City of Delta workers install a new rainbow bench outside the North Delta Recreation Centre to promote diversity and inclusion. Benches are also being placed outside Winskill Aquatic and Fitness Centre, Ladner Leisure Centre and Sungod Recreation Centre. (City of Delta/Facebook photo)

City of Delta workers install a new rainbow bench outside the North Delta Recreation Centre to promote diversity and inclusion. Benches are also being placed outside Winskill Aquatic and Fitness Centre, Ladner Leisure Centre and Sungod Recreation Centre. (City of Delta/Facebook photo)

Rainbow benches installed outside Delta rec centres

The benches are among several initiatives adopted in July aimed at promoting diversity and inclusion

Four new rainbow benches have been installed at Delta’s rec centres to help promote diversity and inclusion in the city.

On Tuesday (Nov. 19), the City of Delta posted a photo of the install at the North Delta Recreation Centre to its Facebook page, inviting everyone to “join in on our happy dance.”

Benches are also being placed outside Winskill Aquatic and Fitness Centre, Ladner Leisure Centre and Sungod Recreation Centre.

Council approved installing the benches in late July, along with several other recommendations from staff aimed at promoting diversity and inclusion, including acknowledging community inclusion events and celebrations, reviewing and updating Delta’s corporate policies and forms, and offering sensitivity and language training to city employees.

Staff recommended installing rainbow benches over painting one or more rainbow crosswalks as it would save the city “significant costs.” It was estimated the four benches would cost the city approximately $12,000, as opposed to about $6,500 per 12 metres for a crosswalk. Furthermore, the cost of the benches would be covered by the parks, recreation and culture department’s current maintenance budget.

READ MORE: Rainbow benches coming to four Delta rec centres

“Rainbow benches have been proven to be less expensive than alternatives like crosswalks, meaning the city is able to do more with less sooner,” Coun. Dylan Kruger, who chairs the city’s community liveability advisor committee, said at council on July 29. “The city would be buying them anyway, and having them in community gathering places like recreation centres will allow everyone in our community to make use of them.”

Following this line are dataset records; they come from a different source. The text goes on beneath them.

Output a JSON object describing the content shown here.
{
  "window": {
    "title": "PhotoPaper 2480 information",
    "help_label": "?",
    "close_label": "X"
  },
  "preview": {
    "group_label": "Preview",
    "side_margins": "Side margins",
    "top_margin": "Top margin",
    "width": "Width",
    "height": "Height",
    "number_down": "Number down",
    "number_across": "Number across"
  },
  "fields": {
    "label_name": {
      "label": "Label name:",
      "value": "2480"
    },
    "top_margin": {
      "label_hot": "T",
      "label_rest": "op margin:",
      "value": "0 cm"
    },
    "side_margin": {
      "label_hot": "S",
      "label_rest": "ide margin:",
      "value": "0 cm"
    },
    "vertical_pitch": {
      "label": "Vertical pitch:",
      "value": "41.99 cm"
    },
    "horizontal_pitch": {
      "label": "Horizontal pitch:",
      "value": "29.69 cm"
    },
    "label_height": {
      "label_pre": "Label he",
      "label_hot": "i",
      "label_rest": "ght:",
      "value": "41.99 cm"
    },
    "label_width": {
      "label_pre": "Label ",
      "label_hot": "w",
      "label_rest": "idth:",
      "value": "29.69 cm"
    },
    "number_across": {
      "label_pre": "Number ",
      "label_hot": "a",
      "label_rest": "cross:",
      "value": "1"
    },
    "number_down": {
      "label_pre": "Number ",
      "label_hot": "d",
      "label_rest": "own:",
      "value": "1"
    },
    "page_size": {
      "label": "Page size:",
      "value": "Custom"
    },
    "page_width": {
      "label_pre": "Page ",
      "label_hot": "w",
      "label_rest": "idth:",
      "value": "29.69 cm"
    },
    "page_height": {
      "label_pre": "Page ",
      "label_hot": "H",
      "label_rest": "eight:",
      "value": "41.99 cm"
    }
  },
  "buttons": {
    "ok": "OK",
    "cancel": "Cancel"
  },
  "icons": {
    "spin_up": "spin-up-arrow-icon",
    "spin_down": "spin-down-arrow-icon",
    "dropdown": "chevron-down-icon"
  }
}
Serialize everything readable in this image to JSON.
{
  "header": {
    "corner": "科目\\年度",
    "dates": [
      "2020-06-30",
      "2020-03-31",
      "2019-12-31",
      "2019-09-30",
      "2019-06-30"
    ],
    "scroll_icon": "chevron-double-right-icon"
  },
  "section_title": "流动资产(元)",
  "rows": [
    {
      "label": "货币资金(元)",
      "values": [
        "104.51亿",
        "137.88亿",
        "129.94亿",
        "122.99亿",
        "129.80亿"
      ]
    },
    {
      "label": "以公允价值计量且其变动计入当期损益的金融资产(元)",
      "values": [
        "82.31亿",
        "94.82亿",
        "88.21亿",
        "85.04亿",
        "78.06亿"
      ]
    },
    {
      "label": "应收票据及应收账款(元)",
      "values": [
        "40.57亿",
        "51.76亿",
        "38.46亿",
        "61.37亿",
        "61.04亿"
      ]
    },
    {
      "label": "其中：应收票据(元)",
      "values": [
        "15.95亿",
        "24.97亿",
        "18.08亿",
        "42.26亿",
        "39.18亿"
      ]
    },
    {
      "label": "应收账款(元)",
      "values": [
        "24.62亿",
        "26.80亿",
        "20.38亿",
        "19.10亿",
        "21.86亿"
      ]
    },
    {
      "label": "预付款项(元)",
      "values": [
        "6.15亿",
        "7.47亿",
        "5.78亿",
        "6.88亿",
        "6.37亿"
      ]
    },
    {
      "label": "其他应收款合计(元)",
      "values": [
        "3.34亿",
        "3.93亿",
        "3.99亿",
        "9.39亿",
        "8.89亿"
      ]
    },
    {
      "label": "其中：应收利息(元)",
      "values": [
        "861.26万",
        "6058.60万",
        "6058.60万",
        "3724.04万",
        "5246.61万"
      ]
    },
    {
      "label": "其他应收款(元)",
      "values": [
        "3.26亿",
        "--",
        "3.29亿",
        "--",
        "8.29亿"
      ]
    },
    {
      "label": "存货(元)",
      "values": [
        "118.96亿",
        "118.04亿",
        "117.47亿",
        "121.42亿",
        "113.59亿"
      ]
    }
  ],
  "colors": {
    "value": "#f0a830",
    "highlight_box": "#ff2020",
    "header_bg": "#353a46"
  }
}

Staff also anticipate lower maintenance costs for the benches versus crosswalks, reasoning that since they will be located at major municipal facilities, it’s less likely the benches will be vandalized.

More than 43 cities in the province have rainbow crosswalks and many have been the targets of vandalism, such as having paint thrown across them or cars intentionally leaving tire marks.

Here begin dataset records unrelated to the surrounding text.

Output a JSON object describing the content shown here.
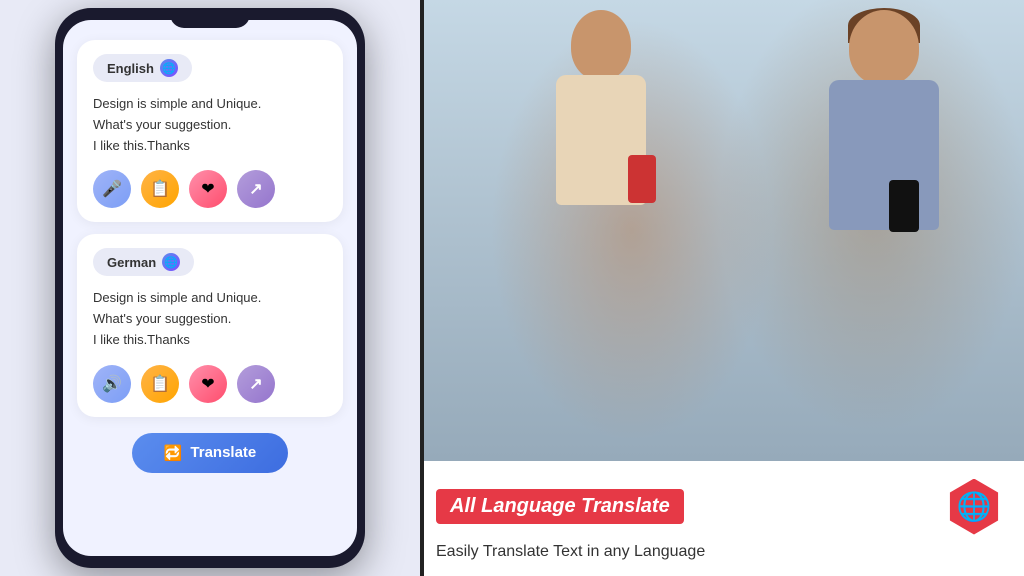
{
  "phone": {
    "card1": {
      "language": "English",
      "text_line1": "Design is simple and Unique.",
      "text_line2": "What's your suggestion.",
      "text_line3": "I like this.Thanks"
    },
    "card2": {
      "language": "German",
      "text_line1": "Design is simple and Unique.",
      "text_line2": "What's your suggestion.",
      "text_line3": "I like this.Thanks"
    },
    "translate_button": "Translate"
  },
  "banner": {
    "title": "All Language Translate",
    "subtitle": "Easily Translate Text in any  Language"
  },
  "icons": {
    "globe": "🌐",
    "mic": "🎤",
    "copy": "📋",
    "heart": "❤",
    "share": "⬆",
    "speaker": "🔊",
    "translate_icon": "🔁"
  },
  "colors": {
    "accent_blue": "#5b8dee",
    "accent_red": "#e63946",
    "card_bg": "#ffffff",
    "screen_bg": "#f0f2ff"
  }
}
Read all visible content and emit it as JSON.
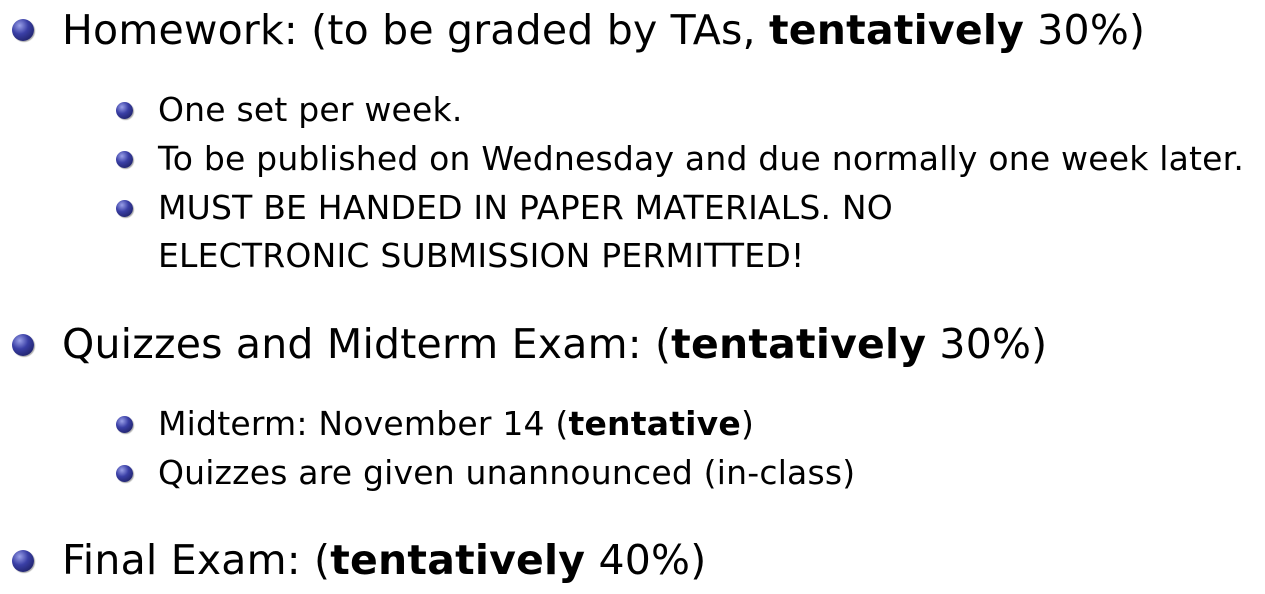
{
  "items": {
    "homework": {
      "lead": "Homework: (to be graded by TAs, ",
      "emph": "tentatively",
      "tail": " 30%)",
      "sub": [
        "One set per week.",
        "To be published on Wednesday and due normally one week later.",
        "MUST BE HANDED IN PAPER MATERIALS. NO",
        "ELECTRONIC SUBMISSION PERMITTED!"
      ]
    },
    "quizzes": {
      "lead": "Quizzes and Midterm Exam: (",
      "emph": "tentatively",
      "tail": " 30%)",
      "sub": {
        "midterm_lead": "Midterm: November 14 (",
        "midterm_emph": "tentative",
        "midterm_tail": ")",
        "quizzes": "Quizzes are given unannounced (in-class)"
      }
    },
    "final": {
      "lead": "Final Exam: (",
      "emph": "tentatively",
      "tail": " 40%)"
    }
  },
  "colors": {
    "bullet": "#2b2f8f",
    "text": "#000000"
  },
  "icons": {
    "level1": "ball-bullet-icon",
    "level2": "small-ball-bullet-icon"
  }
}
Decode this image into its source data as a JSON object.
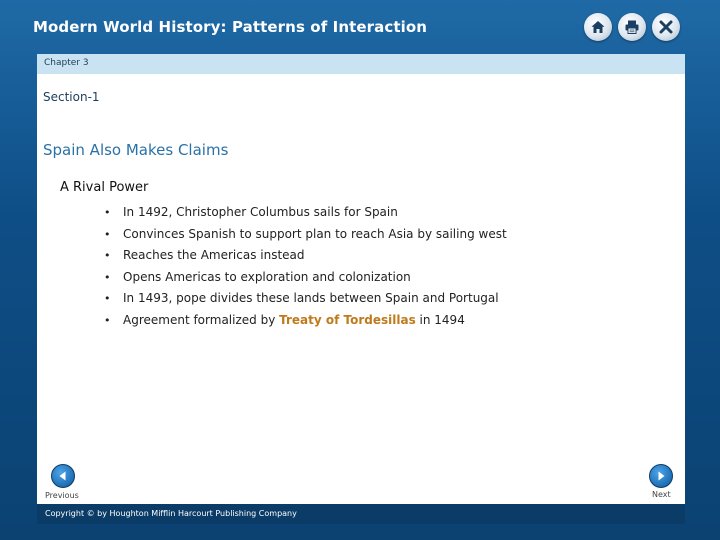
{
  "app": {
    "title": "Modern World History: Patterns of Interaction"
  },
  "toolbar": {
    "icons": [
      "home-icon",
      "print-icon",
      "close-icon"
    ]
  },
  "chapter": {
    "label": "Chapter 3"
  },
  "section": {
    "label": "Section-1"
  },
  "slide": {
    "title": "Spain Also Makes Claims",
    "subheading": "A Rival Power",
    "bullets": [
      {
        "text": "In 1492, Christopher Columbus sails for Spain"
      },
      {
        "text": "Convinces Spanish to support plan to reach Asia by sailing west"
      },
      {
        "text": "Reaches the Americas instead"
      },
      {
        "text": "Opens Americas to exploration and colonization"
      },
      {
        "text": "In 1493, pope divides these lands between Spain and Portugal"
      },
      {
        "text": "Agreement formalized by ",
        "highlight": "Treaty of Tordesillas",
        "after": " in 1494"
      }
    ]
  },
  "nav": {
    "previous_label": "Previous",
    "next_label": "Next"
  },
  "footer": {
    "copyright": "Copyright © by Houghton Mifflin Harcourt Publishing Company"
  },
  "colors": {
    "frame": "#0e4e86",
    "chapter_bar": "#c9e3f2",
    "title": "#2a71a8",
    "highlight": "#c07a1b",
    "nav_button": "#1e6fb5"
  }
}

Council’s decision came on the heels of several instances of Pride flags being vandalized across the city.

On June 3, Ladner United Church had the flag hanging outside its front door defaced with black paint. The church replaced the flag a few days later, only to have it defaced in the same manner again on June 15.

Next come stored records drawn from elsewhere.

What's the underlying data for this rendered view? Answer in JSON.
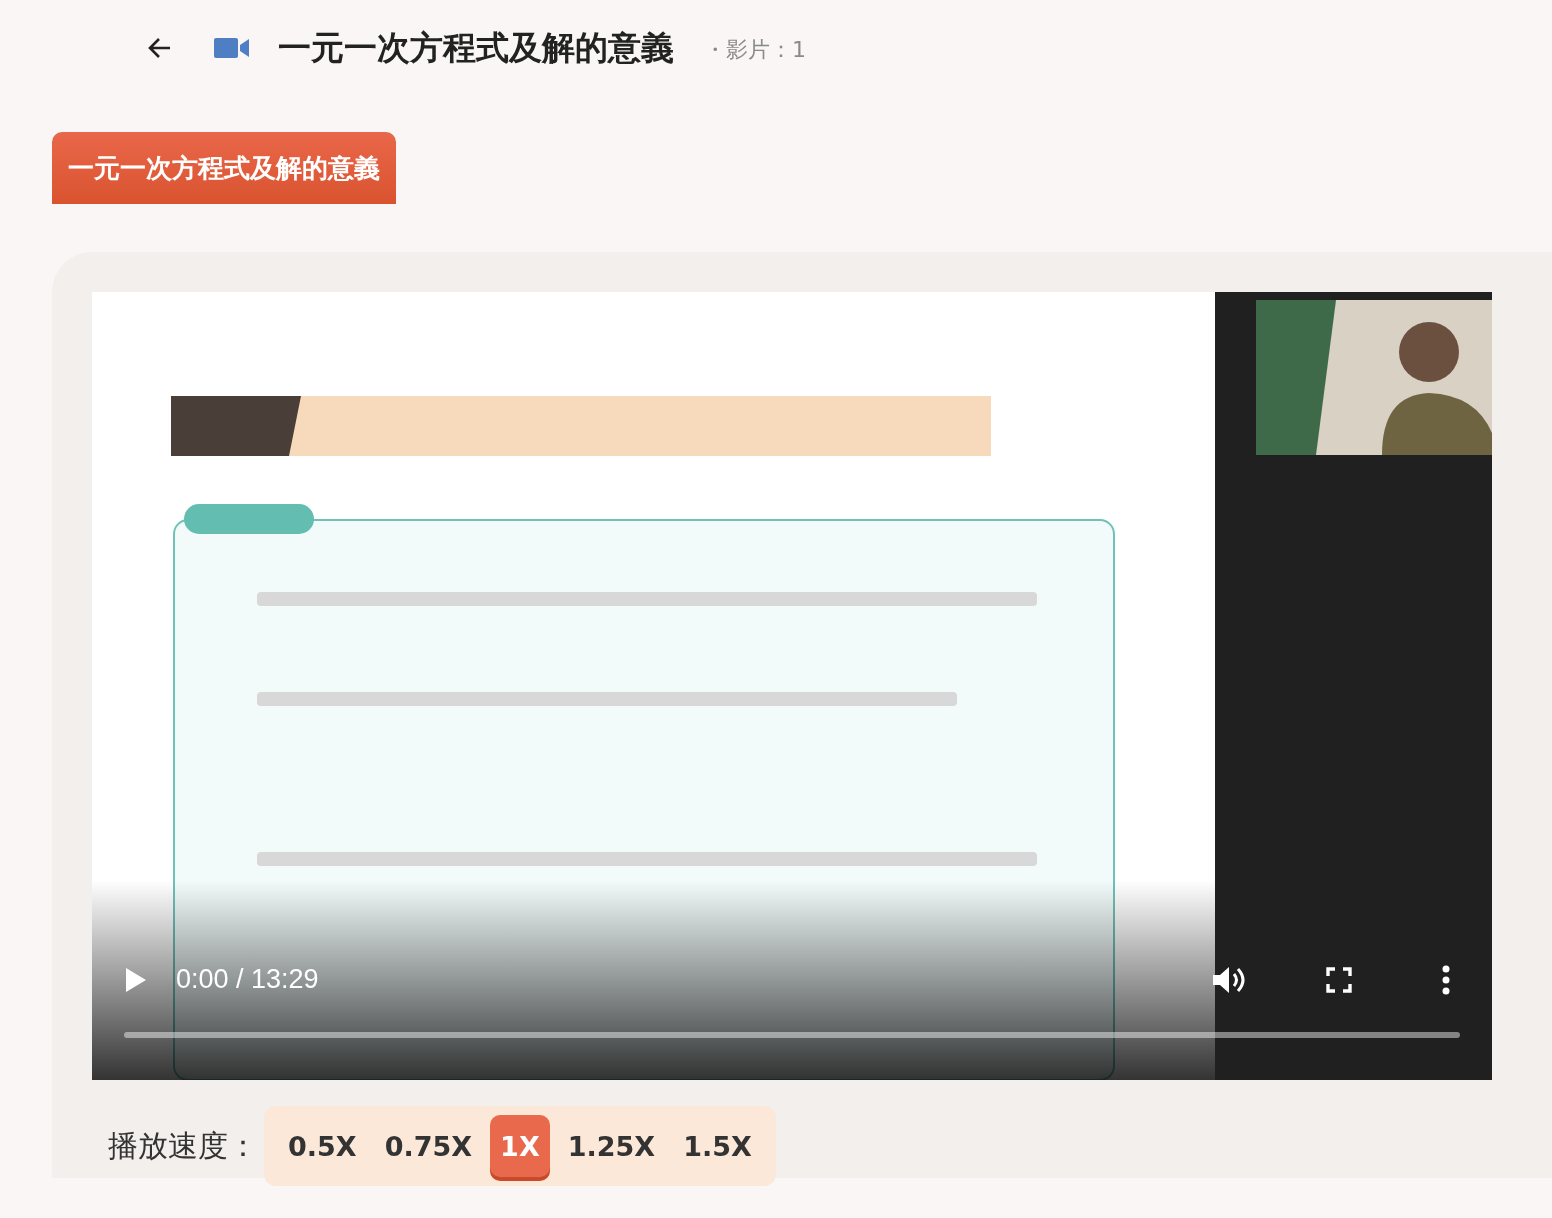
{
  "header": {
    "title": "一元一次方程式及解的意義",
    "video_count": "・影片：1"
  },
  "chapter_tab": {
    "label": "一元一次方程式及解的意義",
    "selected": true
  },
  "player": {
    "kind": "picture",
    "time": "0:00 / 13:29",
    "progress": {
      "level": 0
    }
  },
  "speed": {
    "label": "播放速度：",
    "options": [
      {
        "label": "0.5X",
        "selected": false
      },
      {
        "label": "0.75X",
        "selected": false
      },
      {
        "label": "1X",
        "selected": true
      },
      {
        "label": "1.25X",
        "selected": false
      },
      {
        "label": "1.5X",
        "selected": false
      }
    ]
  }
}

After the first incident at Ladner United Church, the City of Delta and Delta School District raised Pride flags in solidarity outside city hall, district headquarters and Delta Manor Education Centre. It was the first time that the Pride flag had been flown by either the city or the school district.

Then, on July 21, North Delta’s Crossroads United Church had the Pride and Trans flags hanging in its front of its front walkway vandalized.

In response, the sign outside the church was changed to read, “LGBTQ flags: $240. Solidarity against hate: Priceless. Welcome.”